I answer immediately, forgetting to play uninterested. “Can you come over my house? I mean- no one’s home, but I don’t want to get you in trouble with your Dad!” We are so afraid of our parents still! Our dependence on them is for everything: Food, shelter, clothing, money. We want to break away, but have no idea how! We are clueless as to what that would involve. We picture ‘freedom’ in frivolous daydreams about smoking pot freely, staying up all night and having parties. Somehow these imaginary places we pine for are fully furnished and paid for, and our dream cars sit in the driveway having fallen from the sky. We think along the lines of ‘Cribs’ when it is way more Tommy used to work on the docks, and Gina works the diner all day. 

“Sure!” Jordan says, ‘Let’s book” and we both walk down my driveway, through the garage and into the house.
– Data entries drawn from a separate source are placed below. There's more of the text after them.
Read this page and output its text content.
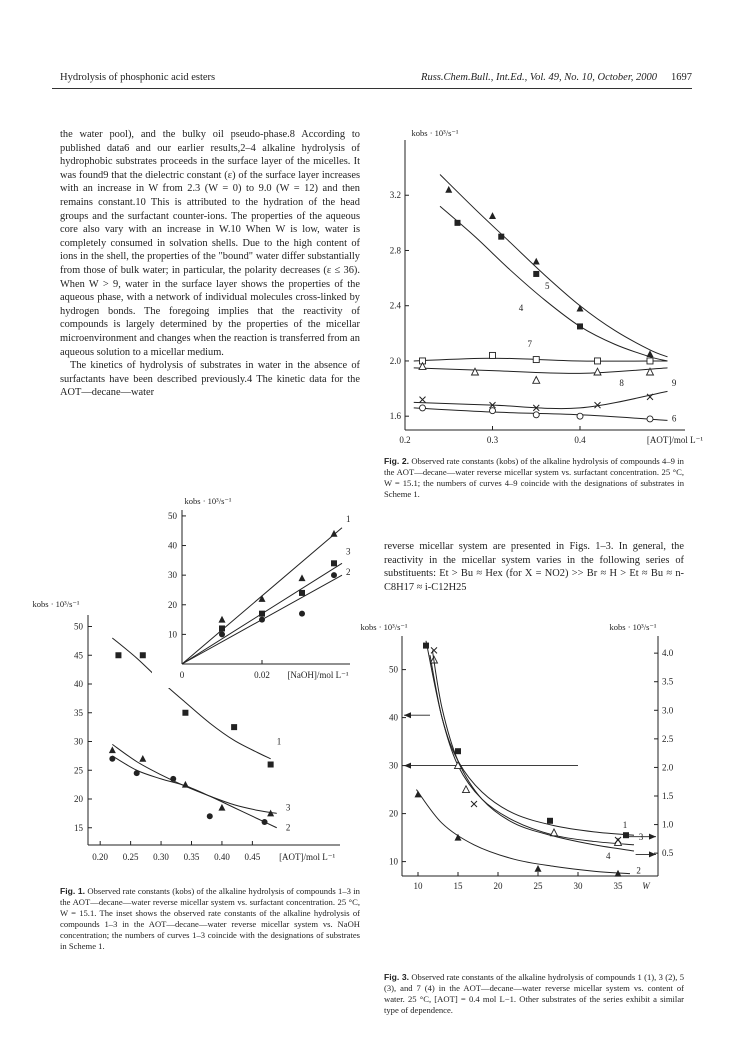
Hydrolysis of phosphonic acid esters	Russ.Chem.Bull., Int.Ed., Vol. 49, No. 10, October, 2000 1697

the water pool), and the bulky oil pseudo-phase.8 According to published data6 and our earlier results,2–4 alkaline hydrolysis of hydrophobic substrates proceeds in the surface layer of the micelles. It was found9 that the dielectric constant (ε) of the surface layer increases with an increase in W from 2.3 (W = 0) to 9.0 (W = 12) and then remains constant.10 This is attributed to the hydration of the head groups and the surfactant counter-ions. The properties of the aqueous core also vary with an increase in W.10 When W is low, water is completely consumed in solvation shells. Due to the high content of ions in the shell, the properties of the "bound" water differ substantially from those of bulk water; in particular, the polarity decreases (ε ≤ 36). When W > 9, water in the surface layer shows the properties of the aqueous phase, with a network of individual molecules cross-linked by hydrogen bonds. The foregoing implies that the reactivity of compounds is largely determined by the properties of the micellar microenvironment and changes when the reaction is transferred from an aqueous solution to a micellar medium.

The kinetics of hydrolysis of substrates in water in the absence of surfactants have been described previously.4 The kinetic data for the AOT—decane—water

reverse micellar system are presented in Figs. 1–3. In general, the reactivity in the micellar system varies in the following series of substituents: Et > Bu ≈ Hex (for X = NO2) >> Br ≈ H > Et ≈ Bu ≈ n-C8H17 ≈ i-C12H25

15
20
25
30
35
40
45
50
0.20 0.25 0.30 0.35 0.40 0.45 [AOT]/mol L⁻¹
kobs · 10³/s⁻¹
1
3
2
10
20
30
40
50
0	0.02 [NaOH]/mol L⁻¹
kobs · 10³/s⁻¹
1
3
2
1.6
2.0
2.4
2.8
3.2
0.2	0.3	0.4	[AOT]/mol L⁻¹
kobs · 10³/s⁻¹
5
4
7
8	9
6
10
20
30
40
50
4.0
3.5
3.0
2.5
2.0
1.5
1.0
0.5
10	15	20	25	30	35 W
kobs · 10³/s⁻¹	kobs · 10³/s⁻¹
1
3
4
2
Fig. 1. Observed rate constants (kobs) of the alkaline hydrolysis of compounds 1–3 in the AOT—decane—water reverse micellar system vs. surfactant concentration. 25 °C, W = 15.1. The inset shows the observed rate constants of the alkaline hydrolysis of compounds 1–3 in the AOT—decane—water reverse micellar system vs. NaOH concentration; the numbers of curves 1–3 coincide with the designations of substrates in Scheme 1.
Fig. 2. Observed rate constants (kobs) of the alkaline hydrolysis of compounds 4–9 in the AOT—decane—water reverse micellar system vs. surfactant concentration. 25 °C, W = 15.1; the numbers of curves 4–9 coincide with the designations of substrates in Scheme 1.
Fig. 3. Observed rate constants of the alkaline hydrolysis of compounds 1 (1), 3 (2), 5 (3), and 7 (4) in the AOT—decane—water reverse micellar system vs. content of water. 25 °C, [AOT] = 0.4 mol L−1. Other substrates of the series exhibit a similar type of dependence.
Jordan is very impressed with Marley, the lifesize replica of the giant blue Marlin my Dad caught in the waters off  Key West last summer. I tell Jordan that I’ll never forget the morning I came out of my room, after ‘Marley’ had been hung on the wall in the rec room directly across from my door. They’d hung it while I was out- and I must not have noticed it in the dark when I came home. The next morning, I charged out of my room, saw it and almost had a heart attack! I stopped dead in my tracks, in front of a giant fish who was literally stopped dead in it’s tracks.  It took about ten seconds for my brain to comprehend what I was looking at. The Marlin was huge (about 6 feet across) and it looked vicious, like it was fighting the gray paneled wall as it twists away from it in a fury. I guess we’d all look like that if we were forever frozen in our “I’m fighting for my life over here’ pose.

Surprise! It’s a 6 Foot long Dead Marlin!

Jordan totally gets it. “I’d have freaked if I saw that, and didn’t expect it!” 

 “Wanna see my room?” I ask, knowing he’ll be impressed with my posters, beer tab chains, and record collection. I open the door and point inside, and Jordan walks in. (no way I’m going in there with him! I’ll have you know, I’m not a slut*) and I go to turn on the tv while he’s oohing and ahhhing and yelling words out of my room: “Zeppelin!.. Aeromith!…Nice chains!…I have that album…Where’d you get this?”. I turn on the tv to find there’s nothing on- and I’ve checked all five stations! So I keep the tv on, but turn the volume all the way down. I sit down on the couch and pick up the tv guide from the coffee table. Dorothy Hammil’s on the cover. Now there’s a ‘peppy’ kind of gal! My Dad would love having her for a daughter!

I’m always happy! I just ‘skate’ through life!

 

I’m looking through the tv guide, aimlessly….waiting for Jordan to come out of my room. And when he does, I can’t help but laugh. He’s wearing a floppy ‘hippie’ hat I keep on top of the big bear that I won years ago at the St. Thomas Fair, a pair of my old sunglasses and a white feather boa that Victoria gave me, that hangs on my bedpost.. He takes one end of it and dramatically throws it over his shoulder, and says: “OK. I’m ready!” and does a fake supermodel walk around the room, lips pursed, nose in the air. It cracks me up, and then we’re both laughing, and when he goes back into my room take it off, it feels like the ice is broken, and things get a lot more comfortable with Mr. Jordan Foxy-Fox.